# Floating Point Rounding

When a floating point computation is performed, the floating point result will often not be equal to the 'true' result. For example, the result of multiplying the two binary numbers .1001 and .1101 together is .01110101 but if we are using floating point arithmetic with only 4 bit precision then the result would be .01110 or .01111. The choice of which of these two results will actually be produced is called "rounding".

At first sight, this might look pretty easy, and it is - except for a few special cases. The obvious thing to do is to chose the result which give the least error, which we can call round to nearest. In our example, we would choose .01111 because the size of the error between this and the 'true' result is .00000011 whereas the error for the other result is .00000101.

What do we do if the error is the same for both choices?
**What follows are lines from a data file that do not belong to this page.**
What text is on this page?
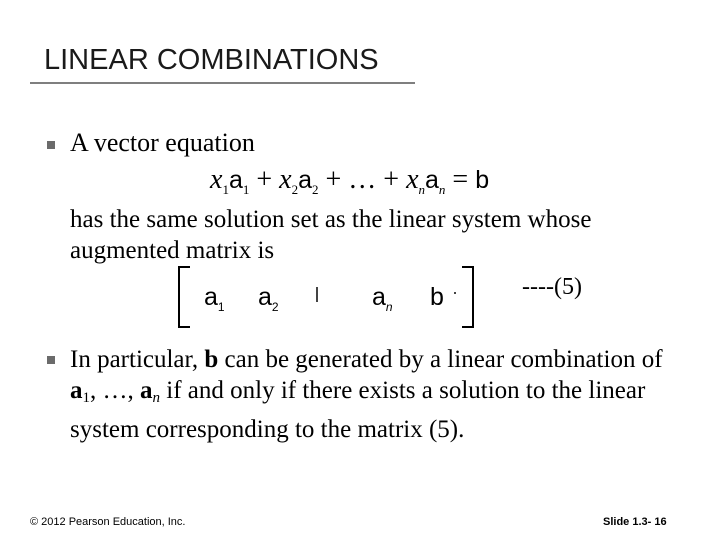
LINEAR COMBINATIONS
A vector equation
$x_1a_1 + x_2a_2$ + … + $x_na_n = b$
has the same solution set as the linear system whose augmented matrix is
$a_1$ $a_2$	$a_n$ b	----(5)
In particular, b can be generated by a linear combination of $a_1$, …, $a_n$ if and only if there exists a solution to the linear system corresponding to the matrix (5).
© 2012 Pearson Education, Inc.	Slide 1.3- 16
There are lots of possibilities here, including:

• Choose the result with the larger magnitude.
• Choose the result with the smaller magnitude.
• Choose the more positive result.
• Choose the more negative result.
• Choose the even result, i.e. the result which has a '0' in the least significant bit.
• Choose the odd result, i.e. the result which has a '1' in the least significant bit.
• Make the choice randomly, or alternate odd and even results, or choose even results on Thursdays, or ...

Most modern FPU's (including those in Intel 80x86 processors) will choose the even result because it is recommended by the IEEE standards.
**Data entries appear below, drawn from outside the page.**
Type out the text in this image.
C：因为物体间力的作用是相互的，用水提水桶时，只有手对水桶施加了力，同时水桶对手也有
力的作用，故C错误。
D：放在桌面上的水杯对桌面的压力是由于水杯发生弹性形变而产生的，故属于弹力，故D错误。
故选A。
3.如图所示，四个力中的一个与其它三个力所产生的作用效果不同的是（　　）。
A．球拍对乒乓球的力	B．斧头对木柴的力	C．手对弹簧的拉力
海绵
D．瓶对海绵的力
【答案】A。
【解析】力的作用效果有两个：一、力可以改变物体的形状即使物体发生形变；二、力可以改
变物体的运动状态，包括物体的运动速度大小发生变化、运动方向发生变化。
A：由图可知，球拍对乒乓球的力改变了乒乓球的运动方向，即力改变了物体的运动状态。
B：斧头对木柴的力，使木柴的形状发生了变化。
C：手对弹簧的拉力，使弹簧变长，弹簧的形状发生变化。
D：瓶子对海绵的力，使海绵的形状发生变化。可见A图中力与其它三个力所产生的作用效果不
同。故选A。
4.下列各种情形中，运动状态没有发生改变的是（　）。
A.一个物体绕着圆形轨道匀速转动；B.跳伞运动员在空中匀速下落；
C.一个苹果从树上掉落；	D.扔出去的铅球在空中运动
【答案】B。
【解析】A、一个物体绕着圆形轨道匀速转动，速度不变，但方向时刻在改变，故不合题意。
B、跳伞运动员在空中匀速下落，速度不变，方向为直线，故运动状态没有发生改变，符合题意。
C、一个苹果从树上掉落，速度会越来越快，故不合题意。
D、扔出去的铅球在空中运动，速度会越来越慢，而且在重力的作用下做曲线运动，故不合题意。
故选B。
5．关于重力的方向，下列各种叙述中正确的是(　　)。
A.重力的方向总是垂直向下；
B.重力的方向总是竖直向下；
## Round to nearest or even

Round to nearest along with the choice of even result when neither choice is nearer is called round to nearest or even. Features of this method of rounding include:

• the result always has the minimum error (it is round to nearest),
• it tends to distribute the results with equal probability between larger and smaller choices when neither choice has smaller error,
• the result is predictable and repeatable.

A feature of round to nearest or even (which is not shared by some other rounding methods) is that rounding performed in two or more stages may result in an error. Consider our example again; imagine that we have our FPU running in a mode where it produces 5 bit precision results, in this case the correctly rounded result is .011101. Now consider what happens if we store this result as a 4 bit precision number. This will require another rounding and the correct result (round to even) is .01110, which is different from the result we obtained (.01111) by performing the rounding to 4 bit precision in one step. In general, the result of rounding in several stages can be different from the result of rounding in one step unless either:

• the precision of two successive stages is the same, or
• the precision of the current stage is less than or equal to half the number of bits of the preceding stage.

The proof is left as an exercise for the reader ;-). This property has implications on architectures such as the Intel 80x86 processors. In the 'C' language on such machines, a 'double' has 53 bit precision and a 'long double' has 64 bit precision. Unlike some other architectures, the precision of FPU results is not encoded into the actual arithmetic instructions, but is set by separate instructions which load the FPU control word. For efficiency reasons it is therefore normal to run the FPU at the highest required precision, which defaults to that of a 'long double'. Therefore (for example) the result of multiplying two 'double' operands (53 bit precision) is always rounded to the precision of a 'long double' (64 bit precision). This result will then be rounded to 'double' precision when it is subsequently stored in RAM. This two stage rounding means that the results of computation on Intel machines can be different from the results produced on other architectures. Except for rare cases, the differences will only be significant for poorly designed programs.

## Other rounding methods

In addition to rounding to the nearest result, there is a need for other rounding modes such as:

• Round down; the more negative choice is always made.
• Round up; the more positive choice is always made.
• Chop; the choice with the smaller magnitude is always made.

These three rounding modes are provided on the Intel 80x86 architecture in addition to round to nearest or even.